Think of any IT, security, compliance or production incident. Typically, this pulls all of your cloud ops team members into a “war room” operating mode where they abandon all lower-priority ops work. The ripple effect spreads outward. Developers needing compute resources, salespeople wanting SFDC access, new users waiting to be onboarded and external suppliers requiring system access are all put on hold, bringing the organization to its knees.

Also, every minute your cloud operator is focused on repetitive work like access requests, user onboarding or resource provisioning is time they could be spending on innovation.

The Band-Aid Solutions

Ironically, many organizations try to solve these problems by adding dev tools to keep developers on task. What these have in common is they force developers to change their workflow, which creates pushback.

For example, service catalog solutions let development teams put toolchains in place with automated provisioning and the promise of self-serve resource access.
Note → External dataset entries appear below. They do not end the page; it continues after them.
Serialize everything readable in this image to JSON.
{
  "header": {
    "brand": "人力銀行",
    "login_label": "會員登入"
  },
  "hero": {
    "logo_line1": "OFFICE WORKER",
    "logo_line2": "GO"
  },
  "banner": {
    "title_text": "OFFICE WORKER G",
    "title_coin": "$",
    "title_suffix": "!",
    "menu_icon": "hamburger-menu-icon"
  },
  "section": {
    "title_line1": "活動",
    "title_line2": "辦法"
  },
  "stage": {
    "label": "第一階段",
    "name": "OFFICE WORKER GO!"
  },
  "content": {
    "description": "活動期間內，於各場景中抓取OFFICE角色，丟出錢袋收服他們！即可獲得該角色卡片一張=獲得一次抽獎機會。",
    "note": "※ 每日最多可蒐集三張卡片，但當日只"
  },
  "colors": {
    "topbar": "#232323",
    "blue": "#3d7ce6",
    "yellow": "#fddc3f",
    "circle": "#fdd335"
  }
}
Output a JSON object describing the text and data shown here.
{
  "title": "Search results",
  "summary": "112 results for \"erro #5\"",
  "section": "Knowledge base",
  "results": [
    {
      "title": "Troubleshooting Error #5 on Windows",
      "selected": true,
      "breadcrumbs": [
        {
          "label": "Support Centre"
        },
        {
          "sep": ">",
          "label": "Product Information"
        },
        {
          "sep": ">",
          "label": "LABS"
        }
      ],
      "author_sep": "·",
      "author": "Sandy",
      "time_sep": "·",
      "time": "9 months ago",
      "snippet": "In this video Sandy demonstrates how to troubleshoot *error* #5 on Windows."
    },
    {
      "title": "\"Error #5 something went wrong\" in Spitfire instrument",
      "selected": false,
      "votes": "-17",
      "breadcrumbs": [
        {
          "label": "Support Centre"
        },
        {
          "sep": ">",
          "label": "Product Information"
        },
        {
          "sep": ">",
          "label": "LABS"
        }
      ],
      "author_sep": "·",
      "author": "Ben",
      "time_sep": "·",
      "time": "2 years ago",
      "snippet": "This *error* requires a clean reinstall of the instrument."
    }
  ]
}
Internal developer platforms (IDPs) offer another approach, focused more on the operations side of DevOps and providing templates for configurations and permissions that promise to get teams up to speed quickly.

Both approaches are promising since they open the door to automating self-service actions; however, both demand that your teams change the way they work. Not surprisingly, “Let’s add another tool to reduce our tools” is a tough sell.

The Journey Toward More Sustainable DevOps

So how can we make both DevOps and developers more productive without simply throwing more tools at them?

The ultimate goal should be empowering a culture of self-service that minimizes reliance on DevOps and SREs. Eventually, much will be codified, solving 80% of the backlog while leaving only 20% for operator intervention. However, the ultimate goal is to introduce a tool that doesn’t look or act like a tool, functioning in the background and taking a load off your teams rather than handing them more work.

Will we ever arrive at zero? Probably not. A human in the loop (HITL) will still be essential to oversee the system, but 80% is effective. And edging your organization closer to that ideal is key.

To start moving in the right direction, it’s essential to implement a few concepts, such as easy searchability and usability of resources and workflows that any organizational user can leverage, as well as uniform access controls, ideally triggered through natural language so there’s less learning curve. It’s also important to establish clearly defined and easily accessible workflows.

These measures will help your DevOps team deal with distractions and avoid the chaos of context switching. And as you choose tools going forward, ask yourself: Are your DevOps processes working for you, or are you working for them? If tools are getting in the way, what you need isn’t more tools.

Wherever possible, elect tools that act as a force multiplier, not a distraction. Choose tools that fit naturally into your developers’ workflows. (Hint: That’s also a great way to get them excited about new tools.)

Ultimately, we need to work toward a culture of self-service that prioritizes protecting your most sacred resources: DevOps and developers. Any tools that don’t prioritize this are not serving your aims. Eliminating end-user frustration will put you well on the way toward an efficient, sustainable DevOps culture that breaks away of the zero-sum game.